En ese momento, disimuladamente miré a un lado y a otro, y pensé: ¿qué co** acaban de decir estos dos? No me he enterado de nada.

En fin, sigamos con el “gym”. A este se une el término “rat”. Este término, que en español se traduce como rata, se aplica a todo aquel que dedica la mayor parte de su tiempo y de su vida a una determinada actividad. Por ejemplo, en la era analógica, tirando hacia la edad de piedra, se utilizaba la expresión “rata de biblioteca” para referirse a aquella persona que pasaba mucho tiempo en la biblioteca y por lo general estudiaba mucho.

Aunque el anglicismo “gymrat” se ha puesto de moda, el uso anterior de la expresión “rata de biblioteca” deja en este caso a los vejestorios idiomáticos por encima de los jóvenes que hablan “cool” o “dope” –que parece ser más “chungo”–. Ojo con esto, no digas que alguien es “a dope” porque estarás diciendo que es tonto o imbécil. Esto lo comprendí cuando le dije a un tío de casi dos metros que él y su “bro” eran “a dope”. Obvio que quería decir que su amigo y él eran geniales, pero la cosa salió mal. Se quedó mirándome con cara de estar pensando: pobre hombre, no le hagas caso, es un “NPC” y da bastante “cringe”.

Para que no parezca una reflexión totalmente negativa acerca del nuevo lenguaje hecha por un migrante lingüístico, un término que considero muy positivo es “chill”. Hoy en día, en una sociedad estresada y marcada por la rapidez e inmediatez de las cosas, todo es “chill”. Si algo se tiene que hacer con rapidez se dice: “chill”; a las preguntas: ¿cómo estás?; ¿qué haces?; ¿cómo fue?; se contesta: “de chill”. Una auténtica maravilla, todo relax, como si la vida fuera un resort con spa.
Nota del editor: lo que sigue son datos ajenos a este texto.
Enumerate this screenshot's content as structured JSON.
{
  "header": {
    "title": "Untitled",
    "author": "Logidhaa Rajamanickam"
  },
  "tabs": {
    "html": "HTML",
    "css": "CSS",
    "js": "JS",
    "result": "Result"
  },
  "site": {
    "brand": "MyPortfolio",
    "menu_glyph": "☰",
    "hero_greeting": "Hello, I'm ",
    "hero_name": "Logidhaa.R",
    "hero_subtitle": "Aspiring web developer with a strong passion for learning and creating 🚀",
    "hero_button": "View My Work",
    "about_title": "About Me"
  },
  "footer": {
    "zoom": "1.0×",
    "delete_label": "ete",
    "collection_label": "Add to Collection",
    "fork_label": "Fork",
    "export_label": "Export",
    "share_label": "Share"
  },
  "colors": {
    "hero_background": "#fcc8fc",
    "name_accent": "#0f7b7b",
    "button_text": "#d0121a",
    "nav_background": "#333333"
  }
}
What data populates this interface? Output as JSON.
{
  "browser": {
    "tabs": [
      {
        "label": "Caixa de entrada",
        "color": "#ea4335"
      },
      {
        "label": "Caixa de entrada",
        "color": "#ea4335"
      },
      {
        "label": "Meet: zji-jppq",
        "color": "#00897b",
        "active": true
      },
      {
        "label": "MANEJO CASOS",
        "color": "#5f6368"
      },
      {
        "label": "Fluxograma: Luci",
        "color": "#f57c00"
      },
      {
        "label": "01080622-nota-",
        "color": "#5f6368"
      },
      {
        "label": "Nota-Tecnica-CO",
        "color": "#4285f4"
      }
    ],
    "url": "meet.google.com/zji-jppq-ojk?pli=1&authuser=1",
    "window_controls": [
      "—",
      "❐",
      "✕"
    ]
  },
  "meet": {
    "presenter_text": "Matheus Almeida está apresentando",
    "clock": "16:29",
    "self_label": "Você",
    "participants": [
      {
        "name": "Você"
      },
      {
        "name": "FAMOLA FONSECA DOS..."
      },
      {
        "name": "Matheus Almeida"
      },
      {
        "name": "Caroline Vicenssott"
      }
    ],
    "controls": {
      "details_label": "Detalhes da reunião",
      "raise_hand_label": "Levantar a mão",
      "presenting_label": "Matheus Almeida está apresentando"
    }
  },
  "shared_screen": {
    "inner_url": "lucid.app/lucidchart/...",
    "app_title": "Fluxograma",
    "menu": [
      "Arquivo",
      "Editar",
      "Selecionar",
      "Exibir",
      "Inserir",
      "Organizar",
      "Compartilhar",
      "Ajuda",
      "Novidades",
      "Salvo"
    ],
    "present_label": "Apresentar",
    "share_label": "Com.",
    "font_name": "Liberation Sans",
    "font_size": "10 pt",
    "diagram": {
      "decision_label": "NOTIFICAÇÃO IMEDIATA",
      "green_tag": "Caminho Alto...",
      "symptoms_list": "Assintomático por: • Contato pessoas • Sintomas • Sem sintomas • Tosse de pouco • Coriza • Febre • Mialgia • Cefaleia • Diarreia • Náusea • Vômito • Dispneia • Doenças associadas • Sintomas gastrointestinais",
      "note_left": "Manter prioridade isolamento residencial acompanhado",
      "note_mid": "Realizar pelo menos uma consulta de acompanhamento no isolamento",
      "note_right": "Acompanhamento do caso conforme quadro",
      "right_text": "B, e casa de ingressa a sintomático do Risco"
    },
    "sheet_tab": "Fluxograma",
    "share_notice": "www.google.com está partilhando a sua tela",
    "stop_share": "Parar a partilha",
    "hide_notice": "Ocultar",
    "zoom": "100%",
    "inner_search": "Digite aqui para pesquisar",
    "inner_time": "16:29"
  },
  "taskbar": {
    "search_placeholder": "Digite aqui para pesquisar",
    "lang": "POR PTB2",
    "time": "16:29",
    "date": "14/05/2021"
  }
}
La cantidad de términos ingleses que se han introducido en el idioma español es innumerable, “cringe, hype, random, mood, vibe, hater, coach, etc.”, y todo esto sin entrar en el mundo de las siglas y acrónimos –más de uno se preguntará qué es eso– como FOMO, GOAT, OMG, LOL, NPC, … Algo ya inalcanzable para un zoquete de esta jerga que se crió viendo Barrio Sésamo y el Monstruo de las Galletas.